Attorney General’s verdict on legal documents assuages lingering Cabinet concerns

In the end, it all came down to a crisp, one-word verdict delivered by the Attorney General: “Watertight.”

Ministers gathered at 9am on Tuesday with the National Maternity Hospital (NMH) memo topping the Cabinet agenda. Green Party Minister Catherine Martin – the last Cabinet member to give her backing to the plan – dialled in to the meeting in the middle of the night from a trade mission in Los Angeles. Ministers were told in no uncertain terms that all legally permissible services would be available in the new hospital, there would be no religious ethos and that clinicians were overwhelmingly in favour of the move. The legal documents, they were told by Attorney General Paul Gallagher, were “watertight”.

The plan to relocate the hospital may have been in the works for a decade but the past fortnight represented a moment of truth for the project. There were three big issues: the definition of ownership of the land, the phrase “clinically appropriate”, and questions around the influence of religious ethos.

Having argued that a 299-year lease is a technical form of ownership and believing that the issue of religious interference had been addressed, the biggest hurdle for Ministers on Tuesday was to address the concerns around the phrase “clinically appropriate”. Last week there was a push from all ranks of Fine Gael and the Greens for a codicil, or legal addendum, to be added to the existing legal documents amid concerns that the phrase was ambiguous and could limit services in future.

Taoiseach Micheál Martin has made no effort to hide his frustration about the delays and at one stage described concerns as "nonsense"

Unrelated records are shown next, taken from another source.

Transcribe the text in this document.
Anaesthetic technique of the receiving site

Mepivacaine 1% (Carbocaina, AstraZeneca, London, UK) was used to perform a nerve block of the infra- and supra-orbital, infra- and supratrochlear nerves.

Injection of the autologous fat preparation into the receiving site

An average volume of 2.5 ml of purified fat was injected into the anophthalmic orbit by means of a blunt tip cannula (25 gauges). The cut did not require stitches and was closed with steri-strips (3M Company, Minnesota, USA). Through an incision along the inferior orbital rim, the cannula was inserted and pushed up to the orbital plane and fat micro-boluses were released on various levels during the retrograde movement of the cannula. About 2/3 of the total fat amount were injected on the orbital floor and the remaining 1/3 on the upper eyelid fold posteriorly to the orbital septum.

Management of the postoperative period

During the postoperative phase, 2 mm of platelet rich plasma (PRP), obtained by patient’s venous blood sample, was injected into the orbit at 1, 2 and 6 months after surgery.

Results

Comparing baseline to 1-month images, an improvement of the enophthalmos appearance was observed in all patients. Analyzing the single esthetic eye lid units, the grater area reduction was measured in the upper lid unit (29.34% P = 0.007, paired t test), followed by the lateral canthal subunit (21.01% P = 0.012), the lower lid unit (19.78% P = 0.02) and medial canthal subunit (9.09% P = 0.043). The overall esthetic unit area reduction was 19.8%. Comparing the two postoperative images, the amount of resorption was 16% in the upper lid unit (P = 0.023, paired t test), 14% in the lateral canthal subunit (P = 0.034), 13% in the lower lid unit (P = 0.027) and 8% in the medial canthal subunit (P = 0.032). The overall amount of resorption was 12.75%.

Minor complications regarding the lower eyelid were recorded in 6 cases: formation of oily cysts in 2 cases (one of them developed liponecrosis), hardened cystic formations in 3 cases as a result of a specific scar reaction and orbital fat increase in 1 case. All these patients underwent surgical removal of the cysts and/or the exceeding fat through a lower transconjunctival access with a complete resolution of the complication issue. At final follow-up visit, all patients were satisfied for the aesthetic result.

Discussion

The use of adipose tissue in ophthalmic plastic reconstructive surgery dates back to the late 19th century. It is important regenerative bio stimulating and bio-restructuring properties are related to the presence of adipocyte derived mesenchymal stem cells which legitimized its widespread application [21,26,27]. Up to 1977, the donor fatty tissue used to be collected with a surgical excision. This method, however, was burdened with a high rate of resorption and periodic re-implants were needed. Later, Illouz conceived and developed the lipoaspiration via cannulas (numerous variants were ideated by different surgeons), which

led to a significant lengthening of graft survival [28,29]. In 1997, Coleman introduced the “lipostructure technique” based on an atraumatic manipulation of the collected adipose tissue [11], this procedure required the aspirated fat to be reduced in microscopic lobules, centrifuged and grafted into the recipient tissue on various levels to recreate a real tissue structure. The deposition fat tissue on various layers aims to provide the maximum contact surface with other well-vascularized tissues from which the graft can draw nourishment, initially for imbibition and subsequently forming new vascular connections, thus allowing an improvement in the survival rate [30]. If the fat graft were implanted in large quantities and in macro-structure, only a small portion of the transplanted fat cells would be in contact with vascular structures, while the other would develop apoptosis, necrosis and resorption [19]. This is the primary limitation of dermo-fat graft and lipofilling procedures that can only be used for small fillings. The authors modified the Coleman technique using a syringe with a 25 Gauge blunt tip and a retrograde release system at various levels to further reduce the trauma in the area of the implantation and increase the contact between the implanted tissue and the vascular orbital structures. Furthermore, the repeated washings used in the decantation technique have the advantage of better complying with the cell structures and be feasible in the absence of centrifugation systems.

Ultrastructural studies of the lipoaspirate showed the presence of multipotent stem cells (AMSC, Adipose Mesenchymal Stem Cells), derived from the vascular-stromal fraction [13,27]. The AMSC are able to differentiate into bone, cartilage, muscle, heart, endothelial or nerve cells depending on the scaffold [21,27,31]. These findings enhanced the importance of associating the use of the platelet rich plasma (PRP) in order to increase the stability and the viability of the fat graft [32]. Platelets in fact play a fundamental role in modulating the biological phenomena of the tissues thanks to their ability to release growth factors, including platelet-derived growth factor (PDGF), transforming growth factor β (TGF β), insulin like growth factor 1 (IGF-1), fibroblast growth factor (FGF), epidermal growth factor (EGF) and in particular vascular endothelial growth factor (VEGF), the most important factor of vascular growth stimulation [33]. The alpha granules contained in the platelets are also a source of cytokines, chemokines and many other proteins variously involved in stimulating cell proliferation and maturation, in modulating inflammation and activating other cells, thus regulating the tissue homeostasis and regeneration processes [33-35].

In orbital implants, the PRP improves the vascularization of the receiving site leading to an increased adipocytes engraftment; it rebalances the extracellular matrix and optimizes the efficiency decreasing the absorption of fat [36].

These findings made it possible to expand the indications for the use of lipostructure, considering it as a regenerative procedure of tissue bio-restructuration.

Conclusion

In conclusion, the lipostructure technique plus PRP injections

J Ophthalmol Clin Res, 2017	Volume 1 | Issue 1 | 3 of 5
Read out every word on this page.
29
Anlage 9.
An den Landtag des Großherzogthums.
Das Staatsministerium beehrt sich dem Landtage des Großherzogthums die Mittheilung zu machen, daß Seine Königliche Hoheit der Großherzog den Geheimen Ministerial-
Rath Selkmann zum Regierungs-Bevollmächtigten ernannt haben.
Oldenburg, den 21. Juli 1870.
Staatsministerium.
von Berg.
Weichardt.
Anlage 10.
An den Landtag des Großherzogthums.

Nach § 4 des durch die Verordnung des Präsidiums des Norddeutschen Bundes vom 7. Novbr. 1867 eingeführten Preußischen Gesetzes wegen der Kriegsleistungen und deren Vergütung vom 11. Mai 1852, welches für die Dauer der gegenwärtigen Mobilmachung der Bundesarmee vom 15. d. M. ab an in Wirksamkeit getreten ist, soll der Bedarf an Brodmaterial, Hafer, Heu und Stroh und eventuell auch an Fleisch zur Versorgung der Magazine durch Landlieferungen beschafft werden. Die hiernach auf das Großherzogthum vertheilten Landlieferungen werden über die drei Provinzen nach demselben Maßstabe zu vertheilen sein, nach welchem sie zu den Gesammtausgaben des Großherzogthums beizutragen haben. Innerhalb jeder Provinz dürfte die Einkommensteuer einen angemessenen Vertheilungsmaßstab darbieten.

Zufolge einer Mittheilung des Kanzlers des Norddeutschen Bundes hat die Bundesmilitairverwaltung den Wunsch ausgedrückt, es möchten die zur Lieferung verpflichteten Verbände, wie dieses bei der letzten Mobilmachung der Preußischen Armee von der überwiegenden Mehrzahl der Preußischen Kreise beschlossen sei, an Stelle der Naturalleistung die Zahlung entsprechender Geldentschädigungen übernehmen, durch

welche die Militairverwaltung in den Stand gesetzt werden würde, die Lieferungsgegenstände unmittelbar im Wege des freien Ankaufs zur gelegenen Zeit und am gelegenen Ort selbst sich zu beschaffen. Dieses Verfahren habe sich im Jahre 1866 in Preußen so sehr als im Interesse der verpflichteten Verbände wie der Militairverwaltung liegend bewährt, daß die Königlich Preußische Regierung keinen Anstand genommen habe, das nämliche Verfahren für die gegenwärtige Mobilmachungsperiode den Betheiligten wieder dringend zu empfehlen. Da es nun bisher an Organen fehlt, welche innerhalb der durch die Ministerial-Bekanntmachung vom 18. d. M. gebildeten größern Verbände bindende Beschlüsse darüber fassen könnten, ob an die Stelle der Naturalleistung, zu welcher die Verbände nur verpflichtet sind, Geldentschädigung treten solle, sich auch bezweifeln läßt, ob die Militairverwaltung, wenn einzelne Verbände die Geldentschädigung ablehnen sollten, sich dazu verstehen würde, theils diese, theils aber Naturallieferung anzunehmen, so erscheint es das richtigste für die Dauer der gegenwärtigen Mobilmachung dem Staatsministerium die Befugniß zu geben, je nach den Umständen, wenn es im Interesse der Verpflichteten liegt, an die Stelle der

These briefings to media continued over the weekend, with some sources even indicating that the sign-off for the plan would be conditional on such clarifications being attached. Green TDs who were wavering also tentatively welcomed the idea of an addendum, but in the end, it was legal advice that halted the Government’s gallop.

Minister for Health Stephen Donnelly said he was told that any such addendum could in fact create legal problems in future. On the idea of the codicil, Donnelly said on Tuesday: “I think what was being suggested here was a non-exhaustive list. The very clear advice I have is that a non-exhaustive list creates all sorts of problems. When you put in a non-exhaustive list … for procedures that aren’t on the list, people are then genuinely concerned that those procedures are not on the list.”

New line

In an effort to meet the critics’ concerns halfway, a new line was stitched into the Cabinet memo that clarified that “the term ‘clinically appropriate’ allows the new hospital to provide all legally permissible procedures in the areas of maternity, gynaecology, obstetrics, neonatology and gender recognition; and that it is not expected that the new NMH will provide cardiac or orthopaedic surgery, for example”.

Taoiseach Micheál Martin has made no effort to hide his frustration about the delays and at one stage described concerns as “nonsense”. His frustrations were heightened after the Cabinet agreed to hold off on signing the memo for two weeks to allow public scrutiny of the deal. Yet, as reported a fortnight ago, it was never the plan to make any changes to the deal itself. The aim of the game was to win the public’s support and the backing of Government TDs.

Two key moments in the process in the past 10 days helped to get the deal over the line. The first was the appearance of Donnelly in front of the Oireachtas Committee on Heath last week. Flanked by senior clinicians and legal experts, he delivered an assured performance, answering the political questions but leaving the detailed questions on land to the property law experts and the questions about the need for the new hospital to the clinicians.

The second key moment was an appearance at the same committee by Peter Boylan, a former NMH master and one of the most vocal critics of the project, and solicitor Simon McGarr, who has been outspoken on Twitter about issues he sees in the legal documents. Perhaps tactically, some Government TDs chose to bypass Boylan, who is a formidable media performer, to home in on McGarr’s experience in the world of commercial leases.

No match

With copies of the lease for the new NMH in front of him, Fine Gael TD Colm Burke asked McGarr if he was “dealing with commercial leases every day of the week”. McGarr said: “I am not. I absolutely am not. I am looking at this as a person who is delivering his opinion.”

Those who support the move, both publicly and privately, felt the air going out of the opposition campaign at that point, arguing that the contribution of the two men to the committee was no match for the phalanx of experts that appeared the previous day. It was not lost on anyone either that the debate has led to something of a civil war among those who campaigned to repeal the Eighth Amendment.

The jury is very much out on whether the public believes that what has been agreed equates to what has been promised

The Government is now happy that it has addressed any legal ambiguities as part of Tuesday’s memo, and that the lease is effective or technical ownership. However, the political debate may continue for some time yet.

It is only one year since Tánaiste Leo Varadkar said that the public owning the NMH is a “red line issue for Government”. The jury is very much out on whether the public believes that what has been agreed equates to what has been promised: a State-owned hospital on State-owned land.